All seemed well until the massive Churchill Downs 20-stall gate slammed opened, whereupon Fierceness put together a run of bumbling, sniffy reluctance. As we all know, he ran an infamously pitiful 15th against far lesser competition. Scribes and touts were flummoxed: What happened out there? Did he get a bad case of the Derby vapors and freak out? Write the race off or write the horse off? No idea!

The point is, Fierceness’ Derby was not simply an official “not good” performance. It was a nightmarish fun-house mirror image of a grand prospect gone off the rails. Not a lot of top flight Thoroughbreds do that in their third year, and the problem with that is, horse can’t much help us out with eloquent self-diagnoses, or, they can, but you have to know how to let them tell it. This Derby performance and its author clearly required time, and delicate de-coding.

The painstaking Pletcher was up to that task, putting the colt into a nearly 90-day layoff/back-to-school course of works, no racing, largely at Saratoga. As a finely tuned racing specimen, the horse needed little physical building — it was his slippery adolescent mind that needed the break. To his credit, Fierceness buckled down and bloomed, returning to racing with two tidy back-to-back wins just shy of a month apart, in the Jim Dandy and the Travers. Those two races have allowed Pletcher and Repole the chance to point him at the November 2 Breeders’ Classic. Yes, in winning the Travers, Fierceness did just barely scrape free of the on-storming filly Thorpedo Anna, and that possible ignominy in the last furlong was huge fun for just about everybody but Pletcher, Repole and Co. But Fierceness did hold her off to clock the win, and the fact that it was a consecutive victory went some way to ridding the racing hivemind of its weighty prejudice against his 2o24 trough.

Fierceness is still handily putting in the works at Saratoga with the Breeders’ Cup still firmly in his connections’ gunsights. The question is, how’s the boy doing?

He answered that on October 17 with a rock-steady five-furlong work in 1:01.69 over Saratoga’s “Oklahoma” track. The Saratoga clocker timed his last two furlongs at 24.85, or just a shade more than 12 seconds per, which is fast for that track now, with the Adirondack temperatures hovering just above freezing in the mornings. His gallop-out fractions were pleasing: 1:14.67 for six furlongs; 1:27.94 for second, and a mile at 1:42.57. Pletcher and Repole plan to ship him to Southern California on October 27, just five days and a bit before the classic on November 2.

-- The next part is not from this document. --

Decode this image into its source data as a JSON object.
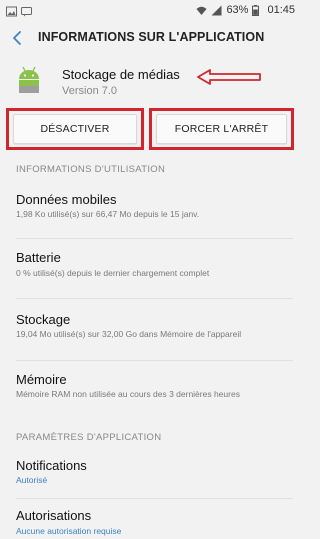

The looming question is whether his mind is right, meaning, robust enough to deal with the heavy concentration of rivals that a Breeders’ Cup Classic draws, in this year’s case, Crupi, Tapit Trice, Sierra Leone, Arthur’s Ride, and Next, all of whose connections would be delighted to see Fierceness to bring his flibbertigibbet Derby-style run to Del Mar.